Based on PropTrack’s latest $895,000 median house value, Melbourne’s typical house would gain more than $31,000 this year and a further $55,580 in 2026.
Combined, the two years of growth could put the city’s median house price up to $980,000.
KPMG Chief Economist Dr Brendan Rynne said while the forecast appeared bullish, it was important to note that Melbourne’s home values were down on what they were compared to two years ago — and even with their predicted increase would still not reach their former peak.
“So it’s really the start of a recovery,” Dr Rynne said.
“But it will be zero growth in the March quarter, and then growing for the remaining three quarters of this year.”
Key to the growth will be an interest-rate cut, which KPMG is now expecting before the end of June, as well as a slow down in new housing approvals.
“And the impact of the land tax fallout, we are thinking is probably coming to an end, in that investors looking to get out in response probably already have,” the economist said.
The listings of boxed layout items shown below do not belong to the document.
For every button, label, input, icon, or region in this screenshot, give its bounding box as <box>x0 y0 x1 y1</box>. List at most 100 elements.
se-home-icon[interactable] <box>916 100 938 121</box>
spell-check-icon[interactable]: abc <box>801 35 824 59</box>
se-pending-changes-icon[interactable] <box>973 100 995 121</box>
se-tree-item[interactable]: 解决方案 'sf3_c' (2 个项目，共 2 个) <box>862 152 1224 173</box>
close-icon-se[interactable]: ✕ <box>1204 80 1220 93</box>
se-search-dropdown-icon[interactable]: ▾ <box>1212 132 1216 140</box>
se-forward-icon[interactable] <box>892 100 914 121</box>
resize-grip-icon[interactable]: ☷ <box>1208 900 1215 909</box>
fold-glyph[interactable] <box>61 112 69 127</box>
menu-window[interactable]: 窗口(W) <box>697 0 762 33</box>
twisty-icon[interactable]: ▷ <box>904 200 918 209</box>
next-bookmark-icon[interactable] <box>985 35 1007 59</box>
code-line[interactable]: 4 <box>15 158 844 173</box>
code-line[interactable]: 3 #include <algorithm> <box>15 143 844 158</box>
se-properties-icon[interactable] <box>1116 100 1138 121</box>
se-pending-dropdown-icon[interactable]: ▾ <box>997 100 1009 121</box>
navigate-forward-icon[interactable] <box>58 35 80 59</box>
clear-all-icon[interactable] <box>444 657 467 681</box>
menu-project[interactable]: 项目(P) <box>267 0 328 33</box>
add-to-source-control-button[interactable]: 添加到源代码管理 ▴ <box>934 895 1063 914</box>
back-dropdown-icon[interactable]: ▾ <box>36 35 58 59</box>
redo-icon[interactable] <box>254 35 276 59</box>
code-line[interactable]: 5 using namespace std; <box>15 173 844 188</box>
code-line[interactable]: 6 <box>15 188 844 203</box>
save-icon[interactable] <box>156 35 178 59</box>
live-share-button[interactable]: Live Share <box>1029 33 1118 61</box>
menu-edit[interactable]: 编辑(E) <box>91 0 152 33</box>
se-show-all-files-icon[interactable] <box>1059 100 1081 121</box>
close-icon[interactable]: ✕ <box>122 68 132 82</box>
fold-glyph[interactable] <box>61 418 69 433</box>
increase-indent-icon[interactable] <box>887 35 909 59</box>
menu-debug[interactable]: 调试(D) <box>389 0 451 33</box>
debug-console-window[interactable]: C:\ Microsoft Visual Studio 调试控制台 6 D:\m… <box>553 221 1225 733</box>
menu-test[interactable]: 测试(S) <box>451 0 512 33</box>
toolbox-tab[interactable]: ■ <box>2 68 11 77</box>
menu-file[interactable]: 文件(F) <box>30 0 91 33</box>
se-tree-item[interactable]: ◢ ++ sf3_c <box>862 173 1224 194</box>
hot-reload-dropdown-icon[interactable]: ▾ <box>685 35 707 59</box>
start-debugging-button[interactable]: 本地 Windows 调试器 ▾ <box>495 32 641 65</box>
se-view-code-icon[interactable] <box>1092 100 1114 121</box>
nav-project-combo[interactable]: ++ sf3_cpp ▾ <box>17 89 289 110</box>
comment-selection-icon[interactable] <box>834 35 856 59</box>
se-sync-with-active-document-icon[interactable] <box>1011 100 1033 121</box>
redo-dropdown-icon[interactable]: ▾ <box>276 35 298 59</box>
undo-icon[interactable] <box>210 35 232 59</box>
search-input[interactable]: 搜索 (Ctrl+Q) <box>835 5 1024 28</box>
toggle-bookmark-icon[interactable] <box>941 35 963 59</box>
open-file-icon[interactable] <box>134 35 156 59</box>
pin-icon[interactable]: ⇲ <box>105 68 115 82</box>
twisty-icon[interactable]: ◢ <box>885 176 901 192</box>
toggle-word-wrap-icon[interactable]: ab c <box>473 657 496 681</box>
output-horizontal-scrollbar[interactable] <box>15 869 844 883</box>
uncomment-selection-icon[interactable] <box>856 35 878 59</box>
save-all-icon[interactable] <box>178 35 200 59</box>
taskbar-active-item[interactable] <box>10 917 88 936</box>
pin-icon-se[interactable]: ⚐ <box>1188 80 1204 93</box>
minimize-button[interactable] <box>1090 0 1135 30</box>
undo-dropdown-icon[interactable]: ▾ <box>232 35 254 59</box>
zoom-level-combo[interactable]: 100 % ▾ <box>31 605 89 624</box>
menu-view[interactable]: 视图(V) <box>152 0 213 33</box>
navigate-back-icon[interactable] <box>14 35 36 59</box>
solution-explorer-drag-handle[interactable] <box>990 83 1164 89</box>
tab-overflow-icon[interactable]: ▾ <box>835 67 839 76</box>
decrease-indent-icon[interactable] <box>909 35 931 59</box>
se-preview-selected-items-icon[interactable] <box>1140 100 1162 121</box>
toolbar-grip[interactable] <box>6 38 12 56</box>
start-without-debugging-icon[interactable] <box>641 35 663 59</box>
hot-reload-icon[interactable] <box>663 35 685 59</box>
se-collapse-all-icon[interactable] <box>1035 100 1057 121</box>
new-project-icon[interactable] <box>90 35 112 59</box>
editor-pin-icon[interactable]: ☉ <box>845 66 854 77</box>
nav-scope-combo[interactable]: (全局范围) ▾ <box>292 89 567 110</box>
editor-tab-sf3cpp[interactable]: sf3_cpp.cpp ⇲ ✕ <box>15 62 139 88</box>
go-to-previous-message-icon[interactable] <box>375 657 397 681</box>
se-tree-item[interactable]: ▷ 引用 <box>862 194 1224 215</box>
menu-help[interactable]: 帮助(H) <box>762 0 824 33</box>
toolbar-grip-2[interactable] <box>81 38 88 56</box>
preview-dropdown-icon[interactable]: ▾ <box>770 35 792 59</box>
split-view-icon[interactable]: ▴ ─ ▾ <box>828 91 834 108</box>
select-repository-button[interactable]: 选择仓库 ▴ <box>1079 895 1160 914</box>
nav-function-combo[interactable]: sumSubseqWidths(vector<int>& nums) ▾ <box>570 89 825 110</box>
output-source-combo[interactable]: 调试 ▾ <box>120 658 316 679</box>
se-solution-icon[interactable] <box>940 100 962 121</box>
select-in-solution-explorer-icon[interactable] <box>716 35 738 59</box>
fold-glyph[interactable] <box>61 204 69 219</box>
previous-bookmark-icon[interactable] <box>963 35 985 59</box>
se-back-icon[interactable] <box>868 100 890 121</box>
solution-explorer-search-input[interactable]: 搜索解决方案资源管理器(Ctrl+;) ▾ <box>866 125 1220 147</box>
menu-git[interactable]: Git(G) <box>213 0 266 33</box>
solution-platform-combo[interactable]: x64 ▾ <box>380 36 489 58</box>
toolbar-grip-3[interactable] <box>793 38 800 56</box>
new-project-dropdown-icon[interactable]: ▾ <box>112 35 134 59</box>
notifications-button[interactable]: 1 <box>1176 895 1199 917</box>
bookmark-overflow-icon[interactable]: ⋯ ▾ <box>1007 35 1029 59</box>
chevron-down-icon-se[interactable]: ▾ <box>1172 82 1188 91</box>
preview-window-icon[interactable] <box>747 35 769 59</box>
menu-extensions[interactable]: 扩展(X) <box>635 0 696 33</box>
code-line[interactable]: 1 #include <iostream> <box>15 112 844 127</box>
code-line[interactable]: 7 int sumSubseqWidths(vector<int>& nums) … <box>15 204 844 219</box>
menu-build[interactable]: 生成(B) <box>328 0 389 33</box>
However, Barry Plant Head of Growth Mark Lynch said the forecasts were far stronger than what they were seeing justified at the coal face of Melbourne’s housing market.
“There’s a fair bit of talk about interest rates coming down, but I personally think it will be flat,” Mr Lynch said.
Speaking on behalf of one of the state’s biggest real estate firms, he noted that there was still a glut of homes for sale hanging over from late 2024 — with landlords selling up likely to continue to feel the pain this year.
Rather than get carried away with home value predictions, Mr Lynch advised people considering selling their home to focus on the lifestyle outcome they were seeking — as no matter what price they got, they would be happy if they made the right move for their family.
However prominent buyer’s advocate Cate Bakos noted that “anything was possible”, and that two of the biggest home price moves in Melbourne’s history had coincided with rate cutting cycles: the aftermath of the GFC and the Covid pandemic.
“I do think Melbourne will turn a corner,” Ms Bakos said.
The buyer’s agent added that particularly considering the city had lost value in recent years, recouping some of that decline seemed quite feasible.
Melbourne units are also expected to cash in with a 4.7 per cent growth spell this year, and a nation-leading 7.1 per cent surge in 2026.
Across the two years, it would add about $71,588 to the city’s $590,000 typical unit price today.
Dr Rynne noted that this growth was to be driven by the relative affordability of units in Melbourne, a slackening in the supply of new units being approved — and because many of those that were being built new had a higher price tag to accommodate increased building costs.